Mitigating the global warming caused by CO₂ emissions from anthropogenic sources is a hot research topic in the current era. The high cost and difficulty in handling liquid solvent absorbents for CO₂ capture are the main barriers to their industrial application. Earth-abundant solid sorbents are favorable candidates for CO₂ separation, offering a low energy penalty for CO₂ desorption. Here, Polysulfone (PSF) nanocomposites were prepared by simple solution blending. The carbon-based fillers, namely carbon nanotubes (CNT), and activated carbon (CA) in the range of 5–20 wt%, containing iron nanoparticles, were used as fillers. Their morphological, thermal, CO₂ capture capacity and magnetic properties were comprehensively studied. Transmission electron microscopy (TEM) evidenced uniform filler distribution in the polymer matrix with sizes of 47–54 nm. Thermal analysis revealed an approximately 4 °C improvement in both the initial (T_onset) and maximum (T_max) degradation temperatures by adding 5 wt% of nanoparticles compared to the pristine polymer.
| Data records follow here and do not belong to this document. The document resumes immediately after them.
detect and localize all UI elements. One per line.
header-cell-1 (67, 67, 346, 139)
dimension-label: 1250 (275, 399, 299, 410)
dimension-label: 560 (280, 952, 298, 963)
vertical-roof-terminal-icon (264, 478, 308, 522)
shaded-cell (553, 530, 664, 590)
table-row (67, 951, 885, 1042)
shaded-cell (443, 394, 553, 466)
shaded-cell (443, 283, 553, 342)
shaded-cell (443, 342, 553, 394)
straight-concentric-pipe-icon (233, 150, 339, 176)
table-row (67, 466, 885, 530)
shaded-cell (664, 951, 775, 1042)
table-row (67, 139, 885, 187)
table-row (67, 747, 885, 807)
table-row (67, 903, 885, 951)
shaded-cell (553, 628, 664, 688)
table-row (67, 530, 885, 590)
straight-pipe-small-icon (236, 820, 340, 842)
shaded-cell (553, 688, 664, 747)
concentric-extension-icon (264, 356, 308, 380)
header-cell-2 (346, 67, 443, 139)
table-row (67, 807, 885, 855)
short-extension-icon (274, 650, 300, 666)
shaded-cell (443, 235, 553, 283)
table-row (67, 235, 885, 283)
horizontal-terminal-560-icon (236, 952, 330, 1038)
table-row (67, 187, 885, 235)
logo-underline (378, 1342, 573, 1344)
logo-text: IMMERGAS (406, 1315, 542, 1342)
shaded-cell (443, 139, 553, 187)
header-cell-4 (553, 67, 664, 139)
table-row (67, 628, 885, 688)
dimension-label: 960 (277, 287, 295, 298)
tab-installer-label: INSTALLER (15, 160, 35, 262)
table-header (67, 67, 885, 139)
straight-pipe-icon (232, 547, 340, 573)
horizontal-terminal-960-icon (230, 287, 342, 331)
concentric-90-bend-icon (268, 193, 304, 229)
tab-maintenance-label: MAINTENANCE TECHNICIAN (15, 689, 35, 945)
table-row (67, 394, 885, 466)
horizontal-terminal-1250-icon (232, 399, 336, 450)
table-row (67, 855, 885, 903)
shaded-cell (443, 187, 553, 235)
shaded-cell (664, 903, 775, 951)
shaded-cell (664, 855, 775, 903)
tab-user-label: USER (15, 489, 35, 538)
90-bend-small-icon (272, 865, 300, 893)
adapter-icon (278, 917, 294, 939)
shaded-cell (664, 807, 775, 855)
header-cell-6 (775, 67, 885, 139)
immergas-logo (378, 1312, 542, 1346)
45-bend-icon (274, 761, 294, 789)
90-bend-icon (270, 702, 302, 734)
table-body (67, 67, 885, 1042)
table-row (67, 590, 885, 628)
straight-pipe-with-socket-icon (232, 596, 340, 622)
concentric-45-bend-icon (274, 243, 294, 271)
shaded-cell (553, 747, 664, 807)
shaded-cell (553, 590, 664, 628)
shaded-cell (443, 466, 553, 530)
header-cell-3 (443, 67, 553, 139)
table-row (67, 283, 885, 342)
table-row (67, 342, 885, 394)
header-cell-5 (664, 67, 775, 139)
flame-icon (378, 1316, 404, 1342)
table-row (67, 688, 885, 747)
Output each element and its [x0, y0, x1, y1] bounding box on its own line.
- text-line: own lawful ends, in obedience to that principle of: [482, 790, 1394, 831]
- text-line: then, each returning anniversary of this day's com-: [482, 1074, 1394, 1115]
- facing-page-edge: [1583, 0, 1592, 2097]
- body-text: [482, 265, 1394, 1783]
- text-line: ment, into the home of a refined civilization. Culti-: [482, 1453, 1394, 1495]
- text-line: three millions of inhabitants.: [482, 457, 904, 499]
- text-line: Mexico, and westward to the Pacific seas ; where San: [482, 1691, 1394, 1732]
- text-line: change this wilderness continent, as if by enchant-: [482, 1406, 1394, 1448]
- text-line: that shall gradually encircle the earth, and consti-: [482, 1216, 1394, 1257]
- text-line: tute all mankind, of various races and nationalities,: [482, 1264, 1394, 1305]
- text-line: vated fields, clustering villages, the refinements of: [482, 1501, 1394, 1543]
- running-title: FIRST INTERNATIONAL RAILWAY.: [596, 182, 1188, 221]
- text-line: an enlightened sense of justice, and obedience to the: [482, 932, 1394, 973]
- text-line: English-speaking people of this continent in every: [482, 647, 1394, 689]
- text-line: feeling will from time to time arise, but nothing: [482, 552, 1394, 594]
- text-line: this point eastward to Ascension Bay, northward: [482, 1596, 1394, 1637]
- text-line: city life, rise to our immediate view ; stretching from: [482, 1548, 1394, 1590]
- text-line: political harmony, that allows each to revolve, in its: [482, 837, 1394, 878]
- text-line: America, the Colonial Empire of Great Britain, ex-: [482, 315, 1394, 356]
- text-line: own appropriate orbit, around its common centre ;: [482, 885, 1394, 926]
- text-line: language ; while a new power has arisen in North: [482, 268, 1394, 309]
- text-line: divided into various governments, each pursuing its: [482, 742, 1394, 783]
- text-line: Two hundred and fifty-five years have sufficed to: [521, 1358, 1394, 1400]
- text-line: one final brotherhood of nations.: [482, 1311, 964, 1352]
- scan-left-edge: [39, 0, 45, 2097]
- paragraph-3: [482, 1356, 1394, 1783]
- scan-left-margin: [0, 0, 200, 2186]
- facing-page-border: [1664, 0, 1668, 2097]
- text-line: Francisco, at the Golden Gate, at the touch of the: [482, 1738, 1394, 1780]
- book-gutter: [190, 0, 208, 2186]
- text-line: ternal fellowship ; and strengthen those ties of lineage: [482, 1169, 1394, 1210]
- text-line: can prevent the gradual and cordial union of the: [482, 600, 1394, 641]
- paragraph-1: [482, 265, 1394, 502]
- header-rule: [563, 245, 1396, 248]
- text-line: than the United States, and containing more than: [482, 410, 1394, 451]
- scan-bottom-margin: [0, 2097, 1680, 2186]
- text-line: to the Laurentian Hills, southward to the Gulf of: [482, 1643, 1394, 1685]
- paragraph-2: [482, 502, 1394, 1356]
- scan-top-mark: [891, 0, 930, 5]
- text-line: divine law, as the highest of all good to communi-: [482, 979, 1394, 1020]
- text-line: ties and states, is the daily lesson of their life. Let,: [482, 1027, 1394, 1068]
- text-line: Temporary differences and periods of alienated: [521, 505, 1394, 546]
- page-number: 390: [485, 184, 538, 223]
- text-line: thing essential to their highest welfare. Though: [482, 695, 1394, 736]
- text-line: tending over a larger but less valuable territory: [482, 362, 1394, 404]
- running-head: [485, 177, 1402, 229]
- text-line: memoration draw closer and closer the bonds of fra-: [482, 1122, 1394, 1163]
The glass transition temperature (T_g) of the pristine PSF and produced nanocomposites showed identical values as estimated by differential scanning calorimetry (DSC). The increase in filler amount gradually decreased the water contact angle values, indicating a hydrophilic classification of the PSF nanocomposites. The obtained PSF nanocomposites exhibited an efficient CO₂ capture capacity of about 40–61 mgCO₂/g at 45 °C, higher than pristine PSF. This remarkable achievement sets a new benchmark compared to previously developed systems. The introduction of the filler transforms the diamagnetic polymer matrix into a ferromagnet, presenting a coercivity of about 480 Oe, enhancing the material's potential for applications in microelectronics.